Жанна три месяца не переступала порог второй спальни, впервые так долго обходясь без шитья. Она раздвинула шторы, впустила в комнату свет дня и как будто вернулась в знакомое место после долгого отсутствия, хотя чувствовала себя одновременно своей и чужой. Она обвела взглядом машинку, оверлок, кусок бежевой вискозы с меловыми пометками, провела пальцем по деревянному рабочему столику, доставшемуся от матери, погладила ладонью стопку отрезов на стеллаже, покрутила в пальцах катушку ниток. Это было ее логово, ее убежище. Спроси кто-нибудь несколько месяцев назад, без какой комнаты в квартире она никогда бы не сумела обойтись, ответ дала бы мгновенно: без второй спальни. И все-таки решение было принято.

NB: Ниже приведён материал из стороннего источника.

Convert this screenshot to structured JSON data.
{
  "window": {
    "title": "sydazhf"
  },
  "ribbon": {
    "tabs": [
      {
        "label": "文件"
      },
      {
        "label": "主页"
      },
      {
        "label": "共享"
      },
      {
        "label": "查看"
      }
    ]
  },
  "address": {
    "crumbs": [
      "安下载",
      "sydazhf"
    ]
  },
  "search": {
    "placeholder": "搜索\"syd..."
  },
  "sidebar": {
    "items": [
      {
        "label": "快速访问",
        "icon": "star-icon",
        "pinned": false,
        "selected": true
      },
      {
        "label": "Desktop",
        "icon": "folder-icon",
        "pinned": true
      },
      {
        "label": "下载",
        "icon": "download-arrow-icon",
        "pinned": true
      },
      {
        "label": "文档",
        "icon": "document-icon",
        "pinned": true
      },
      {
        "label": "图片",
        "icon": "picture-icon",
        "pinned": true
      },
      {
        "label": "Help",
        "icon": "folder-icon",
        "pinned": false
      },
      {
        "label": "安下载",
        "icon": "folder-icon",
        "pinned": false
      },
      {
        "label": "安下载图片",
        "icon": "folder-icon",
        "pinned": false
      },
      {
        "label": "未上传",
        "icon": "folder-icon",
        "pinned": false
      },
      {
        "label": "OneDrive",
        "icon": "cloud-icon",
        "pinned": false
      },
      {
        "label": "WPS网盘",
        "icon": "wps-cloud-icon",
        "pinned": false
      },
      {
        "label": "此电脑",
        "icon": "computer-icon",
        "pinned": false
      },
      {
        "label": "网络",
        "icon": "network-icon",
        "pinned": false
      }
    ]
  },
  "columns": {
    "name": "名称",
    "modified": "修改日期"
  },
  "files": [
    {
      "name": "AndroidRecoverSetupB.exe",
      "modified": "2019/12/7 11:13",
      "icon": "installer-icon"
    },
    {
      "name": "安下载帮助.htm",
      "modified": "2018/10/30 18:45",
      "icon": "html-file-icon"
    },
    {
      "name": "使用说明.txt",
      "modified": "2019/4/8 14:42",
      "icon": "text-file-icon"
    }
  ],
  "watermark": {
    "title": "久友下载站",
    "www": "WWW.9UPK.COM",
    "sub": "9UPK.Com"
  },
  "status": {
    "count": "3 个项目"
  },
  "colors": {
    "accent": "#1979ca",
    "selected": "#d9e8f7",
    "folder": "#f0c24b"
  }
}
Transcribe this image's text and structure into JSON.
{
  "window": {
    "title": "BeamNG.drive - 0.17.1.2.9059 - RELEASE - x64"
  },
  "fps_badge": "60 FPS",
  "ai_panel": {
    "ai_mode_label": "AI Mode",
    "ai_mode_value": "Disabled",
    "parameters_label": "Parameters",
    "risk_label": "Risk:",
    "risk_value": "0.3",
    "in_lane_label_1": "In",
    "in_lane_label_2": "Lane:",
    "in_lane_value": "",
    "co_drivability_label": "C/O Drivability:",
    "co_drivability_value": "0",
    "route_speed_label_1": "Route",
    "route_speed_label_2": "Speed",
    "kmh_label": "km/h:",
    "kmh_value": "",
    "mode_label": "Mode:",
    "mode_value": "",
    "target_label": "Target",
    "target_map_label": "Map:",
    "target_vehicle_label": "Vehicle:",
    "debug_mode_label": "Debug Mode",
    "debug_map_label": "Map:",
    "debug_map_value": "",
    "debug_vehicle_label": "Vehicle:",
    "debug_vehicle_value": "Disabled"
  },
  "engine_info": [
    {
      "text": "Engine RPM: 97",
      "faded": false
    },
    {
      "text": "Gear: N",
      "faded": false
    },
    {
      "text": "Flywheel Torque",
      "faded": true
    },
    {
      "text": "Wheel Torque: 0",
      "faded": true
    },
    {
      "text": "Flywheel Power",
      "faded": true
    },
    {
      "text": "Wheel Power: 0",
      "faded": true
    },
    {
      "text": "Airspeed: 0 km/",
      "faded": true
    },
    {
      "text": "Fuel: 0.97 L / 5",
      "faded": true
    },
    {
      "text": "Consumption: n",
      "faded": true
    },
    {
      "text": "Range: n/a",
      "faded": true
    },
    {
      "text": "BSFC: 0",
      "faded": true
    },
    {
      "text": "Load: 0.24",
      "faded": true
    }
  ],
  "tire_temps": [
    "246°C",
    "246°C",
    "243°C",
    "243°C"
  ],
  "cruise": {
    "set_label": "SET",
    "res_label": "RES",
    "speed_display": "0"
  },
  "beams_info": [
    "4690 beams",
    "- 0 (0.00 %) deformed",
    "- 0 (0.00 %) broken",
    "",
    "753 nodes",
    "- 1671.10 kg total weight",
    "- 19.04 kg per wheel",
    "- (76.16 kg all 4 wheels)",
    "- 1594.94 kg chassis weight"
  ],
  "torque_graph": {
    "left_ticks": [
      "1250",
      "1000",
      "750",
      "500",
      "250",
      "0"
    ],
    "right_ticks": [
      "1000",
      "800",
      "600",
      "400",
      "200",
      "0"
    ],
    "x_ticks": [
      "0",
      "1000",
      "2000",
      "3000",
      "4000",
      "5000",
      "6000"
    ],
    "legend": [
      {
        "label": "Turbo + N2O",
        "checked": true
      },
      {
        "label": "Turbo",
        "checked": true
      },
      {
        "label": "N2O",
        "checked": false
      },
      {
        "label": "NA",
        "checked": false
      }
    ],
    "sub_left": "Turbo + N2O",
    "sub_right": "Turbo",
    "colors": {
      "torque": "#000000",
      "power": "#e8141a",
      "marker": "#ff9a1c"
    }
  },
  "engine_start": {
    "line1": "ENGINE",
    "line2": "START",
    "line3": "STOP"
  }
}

Она надела плащ и вышла на улицу. Пальцы нащупали в кармане квадратные листки бумаги с текстом объявления. Какое-то время назад почерк у Жанны изменился, стал неразборчивым, буквы будто жались друг к другу, но когда она писала этот текст, очень старалась. Виноват был артроз, обострявшийся в дождливые дни. Раньше она все время жаловалась на боли в костяшках, считала их свидетельством упадка сил и увядания. Началось со зрения, на пороге сорокапятилетия. Однажды утром она проснулась в зыбком тумане и ужасно запаниковала: с ней случилось что-то серьезное, зрение не падает так резко, – но офтальмолог успокоил и переубедил ее, сказав, что это частое явление. Жанна смирилась с очками, восприняла их как уступку: отныне ее организм нуждается в подпорках, чтобы осуществлять функции, с которыми до сего момента справлялся самостоятельно. Чувство ущемленности росло по мере того, как во рту появлялись коронки, приходилось следить за уровнем холестерина в крови, пить препараты от высокого давления, а потом заменить тазобедренный сустав и носить ортезы. Десять лет назад опухоль в правой груди свела все эти огорчения до уровня досадных помех, но после выздоровления они вернулись – медленно и коварно, заняв прежнее место. Жанна клялась себе не заморачиваться и в конечном итоге не просто смирилась с ними, но и научилась радоваться: жизнь вошла в прежнюю колею. Сейчас она не думала ни об артрозе, ни о гипертонии – только о зияющей пустоте, оставленной уходом Пьера. Мельчайший кровеносный сосуд, самая крошечная клеточка, миллиметр кожного покрова стоял навытяжку и собирался с силами, чтобы дать коллективный отпор тоске. Чувство потери казалось непобедимым.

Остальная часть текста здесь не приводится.